My eyes flick to his, and I start to panic. “No. No, he doesn’t, but… but, if I… if I tell him-”

“He’s going to want to help you, Gabby. He’s not running from you. Not now, not ever. You have to have a little more faith in the man,” he says, almost like he’s getting annoyed with me. Like he’s rooting for Benton without even knowing him. It’s cool that I have a shrink that isn’t afraid to show his emotions, but I want to be coddled, dammit! At least a little bit.

“I know,” I mutter. “It’s just scary… that’s all.”

“Eventually, you have to let go of your fear and start to trust him,” he says, shrugging. “I have a client booked after you, Gabby. Let’s talk about the medicine you’ve been misusing,” he says, signaling for me to move on from my pity party.

He’s right, though. I do need to put more trust in Benton, and in myself. What could telling him everything hurt?

Everything. It could hurt everything.

We spend the rest of my hour talking about ways other than meds to help calm myself. He wants to start seeing me once a week again until things normalize, which I’m okay with. If talking shit out with my shrink helps me keep a straight head on my shoulders, I’m down. By the end of the appointment, I feel better about the situation with Benton and I’m no longer stressed about the job situation either. Dr. T has a strange way of calming me.

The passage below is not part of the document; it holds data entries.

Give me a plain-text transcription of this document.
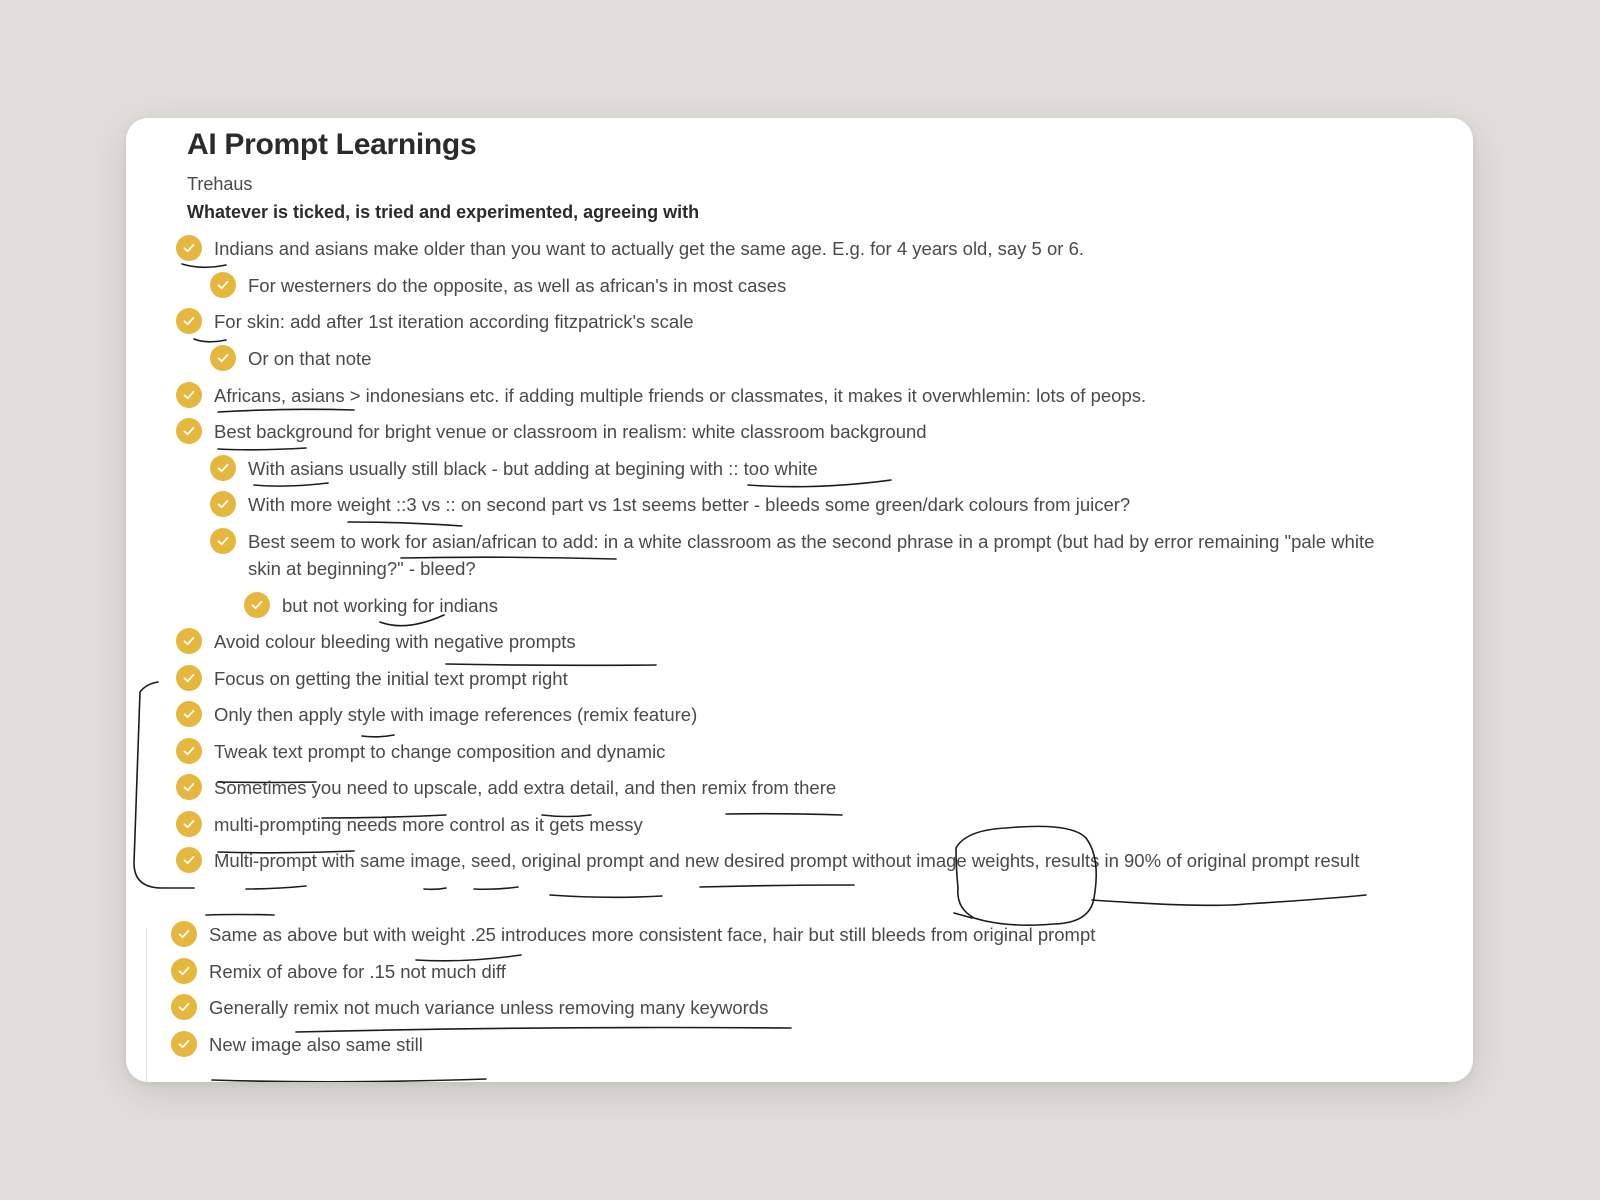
AI Prompt Learnings
Trehaus
Whatever is ticked, is tried and experimented, agreeing with
Indians and asians make older than you want to actually get the same age. E.g. for 4 years old, say 5 or 6.
For westerners do the opposite, as well as african's in most cases
For skin: add after 1st iteration according fitzpatrick's scale
Or on that note
Africans, asians > indonesians etc. if adding multiple friends or classmates, it makes it overwhlemin: lots of peops.
Best background for bright venue or classroom in realism: white classroom background
With asians usually still black - but adding at begining with :: too white
With more weight ::3 vs :: on second part vs 1st seems better - bleeds some green/dark colours from juicer?
Best seem to work for asian/african to add: in a white classroom as the second phrase in a prompt (but had by error remaining "pale white skin at beginning?" - bleed?
but not working for indians
Avoid colour bleeding with negative prompts
Focus on getting the initial text prompt right
Only then apply style with image references (remix feature)
Tweak text prompt to change composition and dynamic
Sometimes you need to upscale, add extra detail, and then remix from there
multi-prompting needs more control as it gets messy
Multi-prompt with same image, seed, original prompt and new desired prompt without image weights, results in 90% of original prompt result
Same as above but with weight .25 introduces more consistent face, hair but still bleeds from original prompt
Remix of above for .15 not much diff
Generally remix not much variance unless removing many keywords
New image also same still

“So, I’ll see you next week, then? I’ll leave this block open for you every week if this works?” he says, ushering me to the door. Strange, he never walks me out of his office.

“Yeah. That works,” I mutter, trying to keep my head down. I hate looking at the people in the waiting room. They all know I’m crazy when I walk out of his office, and I don’t like it when they stare.

“Great, I’ll see you then,” he says, and opens the door for me to leave as he calls the next patient in.

“Benton, you ready?” his voice rings from behind me, and I immediately jerk my head up to see Benton’s worried face staring at me. Fuck.

“Uh… Yeah,” he mutters, then nods at me as he follows Dr. T back to his office, only looking back once to make sure he wasn’t seeing something.

I stand there in shock that that just happened, staring at the door as it clicks closed behind him.

What the hell?

BENTON

A Set Up

“What was that?” I ask, as the door clicks behind me. Dr. Travers hasn’t looked at me the entire walk back to his large office. That was definitely Gabby back there, and she was definitely coming from an appointment with him. Why else would she have looked so frazzled? “Dr. T?” I demand, like he owes me something.